Padres estupradores de crianças surdas são condenados na Argentina
Sacerdotes Horacio Corbacho e Nicola Corradi foram declarados culpados por violentar alunos em um sótão que chamavam de ‘A Casa de Deus’
O padre italiano Nicola Corradi, 84 anos, viveu para ouvir a sentença da qual se esquivou ao longo de sua vida. Um tribunal argentino o condenou a 42 anos de prisão nesta segunda-feira por abusar sexualmente de estudantes surdos do Instituto Provolo, em Mendoza, oeste da Argentina, entre 2005 e 2016. Corradi já havia sido acusado de pedofilia na sede do Provolo, em Verona, sua cidade natal, mas, depois das primeiras queixas, em vez de levá-lo à Justiça, a instituição religiosa colocou um oceano no meio. O tribunal penal 2 de Mendoza também condenou o padre Horacio Corbacho a 45 anos de prisão e o jardineiro Armando Gómez a 18 anos.
Os réus foram considerados culpados pelos crimes de "abuso sexual com acesso carnal agravado pela guarda e a coexistência preexistente com menores de idade, em consonância real com a corrupção de menores". Corbacho foi condenado por 16 abusos; Corradi e Gómez, por seis, cada um em um caso motivado pela denúncia de 11 ex-alunos surdos.
"É um dia de justiça!", afirmaram na Rede de Sobreviventes de Abuso Sexual Eclesiástico quando a sentença foi divulgada. Vítimas, familiares e parentes se reuniram às portas do tribunal para aguardar uma sentença que foi recebida com aplausos.

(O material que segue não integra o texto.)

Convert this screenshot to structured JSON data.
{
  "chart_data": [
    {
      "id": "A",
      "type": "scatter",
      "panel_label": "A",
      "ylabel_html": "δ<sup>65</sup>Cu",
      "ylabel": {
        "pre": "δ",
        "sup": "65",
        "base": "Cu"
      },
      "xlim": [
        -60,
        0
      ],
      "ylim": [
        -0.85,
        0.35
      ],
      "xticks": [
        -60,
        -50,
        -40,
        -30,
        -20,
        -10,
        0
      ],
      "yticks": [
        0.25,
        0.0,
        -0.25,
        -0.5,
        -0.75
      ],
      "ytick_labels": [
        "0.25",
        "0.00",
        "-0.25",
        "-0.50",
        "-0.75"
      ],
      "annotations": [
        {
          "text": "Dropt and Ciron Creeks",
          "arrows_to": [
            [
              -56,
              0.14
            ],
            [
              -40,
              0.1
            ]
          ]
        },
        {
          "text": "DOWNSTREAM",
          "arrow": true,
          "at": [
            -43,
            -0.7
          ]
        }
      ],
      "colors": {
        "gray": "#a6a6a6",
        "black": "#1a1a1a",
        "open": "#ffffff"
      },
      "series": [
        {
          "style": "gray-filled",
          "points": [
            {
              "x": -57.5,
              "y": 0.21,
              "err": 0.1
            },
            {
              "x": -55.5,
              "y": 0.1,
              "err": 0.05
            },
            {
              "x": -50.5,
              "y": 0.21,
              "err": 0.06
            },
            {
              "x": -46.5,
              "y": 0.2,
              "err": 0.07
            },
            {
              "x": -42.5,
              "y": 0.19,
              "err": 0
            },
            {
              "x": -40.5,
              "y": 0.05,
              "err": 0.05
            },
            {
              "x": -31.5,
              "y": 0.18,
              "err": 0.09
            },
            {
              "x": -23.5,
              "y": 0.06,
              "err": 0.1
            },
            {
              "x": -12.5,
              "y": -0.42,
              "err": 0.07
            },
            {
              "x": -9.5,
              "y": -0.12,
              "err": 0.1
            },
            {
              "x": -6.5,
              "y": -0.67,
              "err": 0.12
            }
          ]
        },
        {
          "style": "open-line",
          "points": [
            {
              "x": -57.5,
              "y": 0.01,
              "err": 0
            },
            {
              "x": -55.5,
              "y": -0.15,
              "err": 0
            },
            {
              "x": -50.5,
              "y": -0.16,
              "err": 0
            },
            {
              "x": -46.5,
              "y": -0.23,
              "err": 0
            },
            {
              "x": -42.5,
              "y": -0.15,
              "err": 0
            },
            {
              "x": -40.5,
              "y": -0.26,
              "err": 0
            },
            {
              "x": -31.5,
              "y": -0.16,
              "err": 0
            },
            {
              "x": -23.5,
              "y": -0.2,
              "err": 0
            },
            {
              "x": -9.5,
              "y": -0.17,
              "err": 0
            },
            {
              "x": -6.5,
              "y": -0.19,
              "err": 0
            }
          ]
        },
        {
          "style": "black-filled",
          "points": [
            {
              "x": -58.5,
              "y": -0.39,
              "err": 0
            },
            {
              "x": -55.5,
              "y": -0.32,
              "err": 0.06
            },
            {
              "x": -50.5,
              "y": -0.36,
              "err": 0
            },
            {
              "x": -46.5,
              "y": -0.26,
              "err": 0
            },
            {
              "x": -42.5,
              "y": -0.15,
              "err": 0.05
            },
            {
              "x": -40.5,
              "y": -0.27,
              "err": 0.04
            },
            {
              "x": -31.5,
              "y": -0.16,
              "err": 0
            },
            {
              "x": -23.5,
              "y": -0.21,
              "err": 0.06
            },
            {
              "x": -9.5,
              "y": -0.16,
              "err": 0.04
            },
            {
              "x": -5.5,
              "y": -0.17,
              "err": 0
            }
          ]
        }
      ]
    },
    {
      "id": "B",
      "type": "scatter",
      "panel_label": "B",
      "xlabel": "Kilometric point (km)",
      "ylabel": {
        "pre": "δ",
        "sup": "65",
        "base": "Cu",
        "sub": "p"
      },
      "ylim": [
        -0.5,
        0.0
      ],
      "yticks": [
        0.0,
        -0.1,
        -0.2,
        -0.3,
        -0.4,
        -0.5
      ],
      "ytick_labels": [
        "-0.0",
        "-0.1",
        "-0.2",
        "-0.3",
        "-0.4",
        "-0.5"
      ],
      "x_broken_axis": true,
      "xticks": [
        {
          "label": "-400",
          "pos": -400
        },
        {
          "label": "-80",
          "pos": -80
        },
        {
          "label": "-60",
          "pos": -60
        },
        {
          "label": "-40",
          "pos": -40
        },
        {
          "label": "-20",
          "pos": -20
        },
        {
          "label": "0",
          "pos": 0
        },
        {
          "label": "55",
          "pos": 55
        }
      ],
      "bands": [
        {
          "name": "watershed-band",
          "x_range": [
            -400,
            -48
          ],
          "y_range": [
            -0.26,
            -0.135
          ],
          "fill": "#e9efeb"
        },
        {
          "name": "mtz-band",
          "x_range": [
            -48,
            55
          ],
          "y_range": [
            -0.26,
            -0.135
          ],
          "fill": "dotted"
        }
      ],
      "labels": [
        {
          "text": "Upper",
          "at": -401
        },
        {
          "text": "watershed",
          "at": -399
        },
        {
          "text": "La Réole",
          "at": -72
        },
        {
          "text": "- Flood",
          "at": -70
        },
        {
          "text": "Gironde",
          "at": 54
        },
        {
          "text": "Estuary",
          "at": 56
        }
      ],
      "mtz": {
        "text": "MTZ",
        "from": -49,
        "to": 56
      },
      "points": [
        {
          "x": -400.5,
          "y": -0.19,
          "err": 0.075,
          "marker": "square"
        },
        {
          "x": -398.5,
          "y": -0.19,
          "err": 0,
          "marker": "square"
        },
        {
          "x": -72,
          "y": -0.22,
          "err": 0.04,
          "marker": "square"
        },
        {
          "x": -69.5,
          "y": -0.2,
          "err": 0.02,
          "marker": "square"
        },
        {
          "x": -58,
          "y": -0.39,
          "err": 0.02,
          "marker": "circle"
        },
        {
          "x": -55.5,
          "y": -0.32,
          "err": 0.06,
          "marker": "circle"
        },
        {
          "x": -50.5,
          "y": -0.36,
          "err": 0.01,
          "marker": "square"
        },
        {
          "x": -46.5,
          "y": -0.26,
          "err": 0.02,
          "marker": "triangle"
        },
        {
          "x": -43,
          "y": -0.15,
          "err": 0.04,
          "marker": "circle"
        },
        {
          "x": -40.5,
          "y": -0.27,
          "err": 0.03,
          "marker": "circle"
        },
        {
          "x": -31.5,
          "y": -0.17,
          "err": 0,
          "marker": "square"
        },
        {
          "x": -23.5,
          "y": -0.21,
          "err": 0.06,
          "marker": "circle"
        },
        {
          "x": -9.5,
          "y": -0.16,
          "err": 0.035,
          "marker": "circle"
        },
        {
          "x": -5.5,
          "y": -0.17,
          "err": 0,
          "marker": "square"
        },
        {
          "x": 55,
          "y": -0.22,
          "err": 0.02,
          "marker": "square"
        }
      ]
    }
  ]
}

No momento em que foram abusadas, as vítimas tinham entre 5 e 17 anos. Demorou muito tempo até que se atrevessem a romper o silêncio e relatar o inferno que viviam em um sótão do edifício, que os agressores chamavam de A Casa de Deus. Entre as aberrações, ouvidas durante os quase quatro meses de julgamento, está o caso de um garoto que foi estuprado por Corbacho aos cinco anos de idade, uma garota que usava uma fralda para que parasse de sangrar depois de ser violada e vários adolescentes que sofreram abuso e foram forçados a fazer sexo um com o outro na frente dos padres.
Corradi e Corbacho selecionavam suas vítimas entre os estudantes mais vulneráveis e submissos, que, além do mais, não podiam falar e denunciar os abusos. "Eles ameaçavam expulsá-los se falassem. É preciso levar em conta que muitas dessas crianças vinham de bairros miseráveis, a instituição era como um hotel de luxo para elas. Eles lhes diziam que suas famílias teriam muitos problemas se dissessem alguma coisa. Quando elas saíram, conviveram com o medo e a vergonha ", disse o promotor, Gustavo Stroppiana.
"Meu filho via como eles abusavam daquele que depois o estuprava. Era uma corrente. Hoje ele ainda tem pavor de Corradi. Sua história sempre para nele. Diz que tem muito medo dele", contou Cintia Martínez, mãe de um dos que apresentaram denúncia.
O caso do Provolo é um dos maiores escândalos de pedofilia eclesiástica na Argentina, onde 12 padres já foram condenados por abuso sexual. Este julgamento foi o primeiro do megaprocesso do Provolo ― Depois do escândalo, instituto não voltou a abrir as portas; em 2017, a Prefeitura de Luján de Cuyo comprou o terreno de seis hectares em que o Provolo funcionava e hoje ali estão instaladas unidades administrativas. Está programado para o próximo ano o início de outro processo contra os demais acusados, incluindo religiosas e pessoal da direção do colégio.
O escândalo eclodiu em novembro de 2016, quando a polícia revistou o instituto e prendeu seis padres e funcionários. Pouco depois, o caso se estendeu à sede do Provolo em La Plata, 60 quilômetros ao sul de Buenos Aires, o primeiro local em que Corradi trabalhou quando foi transferido da Itália.
O Instituto Provolo de Luján de Cuyo, em Mendoza, fazia parte da Companhia de Maria para a Educação de Surdos, fundada em Verona e sediada na Argentina desde 1914. A história de outro sacerdote do Provolo de Verona revelou o sistema usado por esse colégio religioso para silenciar abusos: quando havia denúncias, o padre tinha que escolher: "A casa ou a América". Muitos, como Corradi, escolheram a segunda opção.
A instituição tem entre seus poderes o de solicitar antecedentes à Santa Sé, se a autoridade da congregação não os oferecer de forma espontânea. O arcebispado de La Plata e o de Mendoza sempre afirmaram que desconheciam os antecedentes de Corradi. Sentado em uma cadeira de rodas, no espaço dos réus, o padre ouviu nesta segunda-feira a sentença que suas vítimas aguardaram por muito tempo.